The following tips can help protect you and your family from dangerous ultraviolet rays in the car:
Window film: Glass blocks UVB rays while windshields are usually treated to block some UVA rays. It’s the side and back windows that let in a lot of UVA radiation. Window films that block 100% of UVA and UVB rays are available and can protect your precious cargo.
Windows up: When your windows are rolled down, you’re exposed to the sun and get no protection from the glass in your windows or window films.
Tops up: While a convertible is a lot of fun, it also allows for a lot of ultraviolet exposure. Most skin cancer is discovered on and around the head and neck area, which is usually exposed when you’re driving down the highway with the top down and the wind in your hair.
No sunroofs: Even a sunroof lets a bit of light into the vehicle and leaves you unprotected.
10 and 2: Another very common area for skin cancer to crop up is on the arm.
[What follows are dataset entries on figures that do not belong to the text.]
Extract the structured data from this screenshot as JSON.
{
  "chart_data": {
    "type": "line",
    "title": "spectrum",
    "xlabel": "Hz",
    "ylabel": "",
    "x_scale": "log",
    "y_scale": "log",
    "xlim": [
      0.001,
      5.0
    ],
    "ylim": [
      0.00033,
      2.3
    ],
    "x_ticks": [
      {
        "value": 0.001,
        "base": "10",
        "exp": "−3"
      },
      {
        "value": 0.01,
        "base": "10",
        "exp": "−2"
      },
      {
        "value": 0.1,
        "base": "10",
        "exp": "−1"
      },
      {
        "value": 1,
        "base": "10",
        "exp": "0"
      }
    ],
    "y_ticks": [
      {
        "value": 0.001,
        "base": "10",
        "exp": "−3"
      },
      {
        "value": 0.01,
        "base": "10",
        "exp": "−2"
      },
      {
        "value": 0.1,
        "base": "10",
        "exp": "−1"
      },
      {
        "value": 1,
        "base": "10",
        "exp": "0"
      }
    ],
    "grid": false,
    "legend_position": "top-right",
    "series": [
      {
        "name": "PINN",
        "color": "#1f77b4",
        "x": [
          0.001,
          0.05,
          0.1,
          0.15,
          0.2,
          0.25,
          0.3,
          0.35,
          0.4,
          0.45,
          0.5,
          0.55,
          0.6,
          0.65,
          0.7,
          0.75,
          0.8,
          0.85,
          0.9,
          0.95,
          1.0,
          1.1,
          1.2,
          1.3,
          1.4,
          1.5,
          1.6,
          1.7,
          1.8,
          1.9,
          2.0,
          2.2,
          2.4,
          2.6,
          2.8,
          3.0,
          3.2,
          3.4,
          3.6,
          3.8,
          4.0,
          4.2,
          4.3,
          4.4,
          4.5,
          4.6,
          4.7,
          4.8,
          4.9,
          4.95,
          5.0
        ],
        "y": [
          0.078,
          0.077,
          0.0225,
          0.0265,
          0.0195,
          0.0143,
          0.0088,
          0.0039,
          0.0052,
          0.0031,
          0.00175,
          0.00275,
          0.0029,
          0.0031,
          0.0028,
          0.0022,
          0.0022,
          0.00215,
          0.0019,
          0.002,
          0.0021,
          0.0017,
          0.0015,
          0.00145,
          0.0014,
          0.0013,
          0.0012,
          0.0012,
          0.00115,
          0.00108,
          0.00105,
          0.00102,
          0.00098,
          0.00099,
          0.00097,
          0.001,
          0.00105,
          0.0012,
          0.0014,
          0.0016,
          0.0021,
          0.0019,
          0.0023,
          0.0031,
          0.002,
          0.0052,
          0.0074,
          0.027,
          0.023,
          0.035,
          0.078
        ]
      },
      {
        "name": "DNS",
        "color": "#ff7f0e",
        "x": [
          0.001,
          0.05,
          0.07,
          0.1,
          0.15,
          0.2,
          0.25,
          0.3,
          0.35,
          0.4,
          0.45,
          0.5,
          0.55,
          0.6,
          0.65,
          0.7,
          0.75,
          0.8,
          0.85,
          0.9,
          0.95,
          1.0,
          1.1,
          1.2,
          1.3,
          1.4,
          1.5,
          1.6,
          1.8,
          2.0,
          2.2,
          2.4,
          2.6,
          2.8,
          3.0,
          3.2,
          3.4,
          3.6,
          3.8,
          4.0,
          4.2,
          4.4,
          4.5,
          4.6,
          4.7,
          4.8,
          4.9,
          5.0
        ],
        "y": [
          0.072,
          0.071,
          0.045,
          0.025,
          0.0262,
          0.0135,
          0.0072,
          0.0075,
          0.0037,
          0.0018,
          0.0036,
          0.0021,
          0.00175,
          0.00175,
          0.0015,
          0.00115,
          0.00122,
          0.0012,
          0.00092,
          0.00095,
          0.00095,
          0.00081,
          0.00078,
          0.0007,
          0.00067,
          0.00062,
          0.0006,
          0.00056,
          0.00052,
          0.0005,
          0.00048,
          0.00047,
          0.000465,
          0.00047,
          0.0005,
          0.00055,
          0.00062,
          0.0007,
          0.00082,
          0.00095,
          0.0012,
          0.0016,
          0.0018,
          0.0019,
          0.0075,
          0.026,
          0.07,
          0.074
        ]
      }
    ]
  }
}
When you drive with an arm resting on the door with an open car window, you’re risking sun damage and not driving with your hands at 10 and 2 like your driver’s ed teacher taught you.
Use protection: Cover-up in the car to further protect yourself from the sun, long sleeves, a lightweight lap blanket, a hat, and sunglasses should always be in your car kit.
Get Checked Out
Early detection of skin cancer can mean a world of difference in the long run. Check your body out regularly, top to bottom, front and back, for anything that looks abnormal.
It’s hard to look at your entire body, so enlisting the help of another is a good idea or use mirrors. It’s suggested you do a thorough check once a month.
In addition to your regular skin checks, you should have a dermatologist that you see once a year for a professional skin exam. If you happen to spot an abnormality, then make sure you get in to see them as soon as possible so you can take quick action if it is cancer.
The Bottom Line
Sunscreen is important and should be used as a supplemental line of defense against skin cancer, but it’s not the only way to guard yourself against dangerous ultraviolet radiation.
Avoiding the sun’s rays when you’re playing sports, gardening, having a picnic, and even driving is key to keeping your skin healthy. But you can also boost your skin’s health and give it a fighting advantage by eating more foods that are known to be rich in antioxidants.
Even if you do everything you’re supposed to, it’s still possible to develop skin cancer or other skin concerns. Routine visits to the dermatologist help you stay ahead of the game and give you a real advantage in the skin game.